Flashback: Last February, the Senate parliamentarian dashed Democratic hopes of including a minimum wage increase in Biden $1.9 trillion COVID-relief bill.

  • The JCT — a committee of five House and Senate members that works in conjunction with the Senate parliamentarian and Congressional Budget Office — is poised to play a similar role now.
  • It has the power to effectively nix any proposal that doesn't add up, leaving some senators sweating.

Between the lines: Many of the priorities in Biden's reconciliation bill — the enhanced child tax credit, tax incentives for clean energy, paid family leave, home care subsidies and Medicare and Medicaid subsidies — must be reviewed by the Finance Committee and fully offset with revenues.

  • Spending that’s being authorized by other committees doesn’t face the same requirement.
  • That includes new programs for child care and education reviewed by the Senate Committee on Health, Education and Labor and Pensions, or climate provisions passing through the Senate Committee on Energy and Natural Resources.

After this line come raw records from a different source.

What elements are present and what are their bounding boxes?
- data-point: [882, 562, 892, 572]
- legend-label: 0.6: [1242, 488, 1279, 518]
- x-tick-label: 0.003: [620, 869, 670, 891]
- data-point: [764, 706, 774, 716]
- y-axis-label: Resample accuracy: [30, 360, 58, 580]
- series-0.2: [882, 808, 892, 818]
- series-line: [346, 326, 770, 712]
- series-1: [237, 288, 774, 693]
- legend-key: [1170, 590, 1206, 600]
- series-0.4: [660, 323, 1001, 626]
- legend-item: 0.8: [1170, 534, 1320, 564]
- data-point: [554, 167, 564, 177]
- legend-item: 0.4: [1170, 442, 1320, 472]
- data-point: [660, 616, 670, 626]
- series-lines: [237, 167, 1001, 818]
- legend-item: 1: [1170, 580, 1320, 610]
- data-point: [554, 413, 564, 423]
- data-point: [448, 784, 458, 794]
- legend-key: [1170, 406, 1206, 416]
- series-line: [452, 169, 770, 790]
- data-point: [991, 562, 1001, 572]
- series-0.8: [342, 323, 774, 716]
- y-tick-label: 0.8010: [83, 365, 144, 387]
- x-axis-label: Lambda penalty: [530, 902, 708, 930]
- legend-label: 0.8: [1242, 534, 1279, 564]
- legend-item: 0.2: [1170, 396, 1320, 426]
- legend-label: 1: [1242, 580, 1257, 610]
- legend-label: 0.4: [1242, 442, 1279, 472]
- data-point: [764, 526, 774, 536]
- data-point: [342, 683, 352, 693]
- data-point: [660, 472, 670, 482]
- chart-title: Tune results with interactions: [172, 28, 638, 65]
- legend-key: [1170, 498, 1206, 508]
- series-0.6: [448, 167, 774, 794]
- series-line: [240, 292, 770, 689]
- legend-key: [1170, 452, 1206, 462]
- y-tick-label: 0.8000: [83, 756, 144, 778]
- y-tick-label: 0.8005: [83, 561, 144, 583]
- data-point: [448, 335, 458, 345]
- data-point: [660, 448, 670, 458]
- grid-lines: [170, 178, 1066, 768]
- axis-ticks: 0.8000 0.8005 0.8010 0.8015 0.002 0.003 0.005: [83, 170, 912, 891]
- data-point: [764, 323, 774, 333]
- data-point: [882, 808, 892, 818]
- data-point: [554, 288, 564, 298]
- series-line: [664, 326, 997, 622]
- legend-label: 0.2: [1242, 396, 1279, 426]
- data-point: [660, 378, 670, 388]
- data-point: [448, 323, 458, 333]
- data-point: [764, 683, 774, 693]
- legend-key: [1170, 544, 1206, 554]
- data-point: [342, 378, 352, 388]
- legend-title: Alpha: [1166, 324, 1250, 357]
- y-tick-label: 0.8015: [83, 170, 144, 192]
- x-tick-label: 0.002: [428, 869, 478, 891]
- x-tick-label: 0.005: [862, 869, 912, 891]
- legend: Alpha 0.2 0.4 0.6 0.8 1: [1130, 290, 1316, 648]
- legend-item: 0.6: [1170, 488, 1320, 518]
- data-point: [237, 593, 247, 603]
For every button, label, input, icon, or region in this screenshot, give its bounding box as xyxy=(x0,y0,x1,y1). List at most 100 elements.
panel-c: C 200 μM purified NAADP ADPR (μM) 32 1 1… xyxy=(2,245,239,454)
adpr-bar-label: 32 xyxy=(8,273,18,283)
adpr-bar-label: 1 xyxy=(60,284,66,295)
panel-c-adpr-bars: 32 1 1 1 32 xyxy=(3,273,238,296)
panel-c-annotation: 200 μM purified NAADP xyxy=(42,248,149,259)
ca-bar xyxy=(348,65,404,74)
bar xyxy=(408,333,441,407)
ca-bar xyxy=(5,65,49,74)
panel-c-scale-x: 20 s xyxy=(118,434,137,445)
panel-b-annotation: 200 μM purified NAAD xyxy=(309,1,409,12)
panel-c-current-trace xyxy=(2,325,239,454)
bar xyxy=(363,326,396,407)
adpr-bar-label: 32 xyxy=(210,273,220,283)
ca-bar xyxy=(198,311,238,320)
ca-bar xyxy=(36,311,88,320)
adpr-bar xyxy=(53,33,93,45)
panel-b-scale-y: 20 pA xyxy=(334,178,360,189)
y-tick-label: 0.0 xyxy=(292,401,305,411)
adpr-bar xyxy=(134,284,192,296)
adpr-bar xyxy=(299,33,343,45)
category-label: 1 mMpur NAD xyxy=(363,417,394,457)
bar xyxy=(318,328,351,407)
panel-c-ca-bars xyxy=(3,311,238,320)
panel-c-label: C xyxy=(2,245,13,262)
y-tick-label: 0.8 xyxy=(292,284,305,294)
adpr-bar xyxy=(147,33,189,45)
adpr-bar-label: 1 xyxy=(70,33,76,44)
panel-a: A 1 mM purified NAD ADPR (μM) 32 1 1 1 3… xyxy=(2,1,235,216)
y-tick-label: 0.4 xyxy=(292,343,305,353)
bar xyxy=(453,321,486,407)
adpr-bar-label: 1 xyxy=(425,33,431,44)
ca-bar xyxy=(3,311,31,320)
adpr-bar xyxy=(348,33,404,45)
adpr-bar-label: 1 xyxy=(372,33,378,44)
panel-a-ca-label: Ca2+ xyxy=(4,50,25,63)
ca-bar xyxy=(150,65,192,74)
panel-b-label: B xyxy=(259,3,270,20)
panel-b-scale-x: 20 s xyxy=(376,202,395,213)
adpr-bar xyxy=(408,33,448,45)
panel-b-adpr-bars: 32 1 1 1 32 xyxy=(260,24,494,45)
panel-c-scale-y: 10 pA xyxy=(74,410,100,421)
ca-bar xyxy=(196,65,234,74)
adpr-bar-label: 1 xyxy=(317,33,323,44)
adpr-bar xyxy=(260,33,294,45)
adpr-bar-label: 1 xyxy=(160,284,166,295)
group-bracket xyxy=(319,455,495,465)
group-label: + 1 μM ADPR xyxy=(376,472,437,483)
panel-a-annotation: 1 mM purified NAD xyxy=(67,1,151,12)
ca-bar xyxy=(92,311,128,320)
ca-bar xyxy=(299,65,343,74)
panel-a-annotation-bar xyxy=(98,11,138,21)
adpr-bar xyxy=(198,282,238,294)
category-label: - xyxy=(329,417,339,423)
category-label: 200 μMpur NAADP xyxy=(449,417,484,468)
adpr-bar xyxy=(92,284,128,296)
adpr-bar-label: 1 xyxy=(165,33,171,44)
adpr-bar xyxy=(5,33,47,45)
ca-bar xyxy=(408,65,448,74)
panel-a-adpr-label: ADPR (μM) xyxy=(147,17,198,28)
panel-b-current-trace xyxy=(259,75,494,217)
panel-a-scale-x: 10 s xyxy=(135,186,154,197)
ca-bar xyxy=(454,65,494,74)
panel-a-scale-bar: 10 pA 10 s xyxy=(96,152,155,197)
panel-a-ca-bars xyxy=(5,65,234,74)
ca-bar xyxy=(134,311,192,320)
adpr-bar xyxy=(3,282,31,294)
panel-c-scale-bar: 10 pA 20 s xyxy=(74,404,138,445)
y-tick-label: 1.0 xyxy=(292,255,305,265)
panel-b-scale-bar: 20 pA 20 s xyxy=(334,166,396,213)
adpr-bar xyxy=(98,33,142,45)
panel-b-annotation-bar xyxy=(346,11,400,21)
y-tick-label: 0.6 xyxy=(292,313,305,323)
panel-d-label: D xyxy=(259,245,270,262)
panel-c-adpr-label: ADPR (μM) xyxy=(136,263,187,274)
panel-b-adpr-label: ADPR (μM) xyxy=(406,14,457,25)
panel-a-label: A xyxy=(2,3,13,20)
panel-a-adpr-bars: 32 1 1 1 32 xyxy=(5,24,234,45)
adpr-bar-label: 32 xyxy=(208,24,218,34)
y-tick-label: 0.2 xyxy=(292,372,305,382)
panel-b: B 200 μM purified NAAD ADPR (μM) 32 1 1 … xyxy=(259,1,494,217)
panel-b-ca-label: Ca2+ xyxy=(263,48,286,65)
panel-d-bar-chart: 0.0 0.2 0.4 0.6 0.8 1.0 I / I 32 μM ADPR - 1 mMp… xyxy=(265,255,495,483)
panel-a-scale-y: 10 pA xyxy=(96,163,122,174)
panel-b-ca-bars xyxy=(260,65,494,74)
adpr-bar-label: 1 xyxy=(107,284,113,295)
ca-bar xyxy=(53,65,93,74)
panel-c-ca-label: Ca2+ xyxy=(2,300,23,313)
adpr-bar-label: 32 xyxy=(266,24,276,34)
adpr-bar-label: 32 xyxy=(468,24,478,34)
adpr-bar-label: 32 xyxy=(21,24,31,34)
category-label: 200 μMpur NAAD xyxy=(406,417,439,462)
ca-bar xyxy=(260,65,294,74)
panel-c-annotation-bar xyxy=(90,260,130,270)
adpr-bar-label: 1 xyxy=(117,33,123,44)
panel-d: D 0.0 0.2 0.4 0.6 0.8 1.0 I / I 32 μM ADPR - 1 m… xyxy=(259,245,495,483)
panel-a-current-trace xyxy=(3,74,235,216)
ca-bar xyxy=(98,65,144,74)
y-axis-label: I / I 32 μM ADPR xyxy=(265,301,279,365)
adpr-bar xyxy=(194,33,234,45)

Driving the news: Biden on Monday reiterated his goal to fully offset all the new spending.

  • “We pay for it all,” he said in New Jersey. “It doesn’t increase the deficit by one single cent.”

Some House centrists, like Rep. Kurt Schrader (D-Ore.), who'd previously indicated he might oppose the entire reconciliation package, now support approximately $1.5 trillion in new spending — “as long as it's fully paid for,” he said.

  • "I'm very concerned about the level of spending that we've done,” he told Axios. “I'm actually kind of agnostic as to the source of revenue."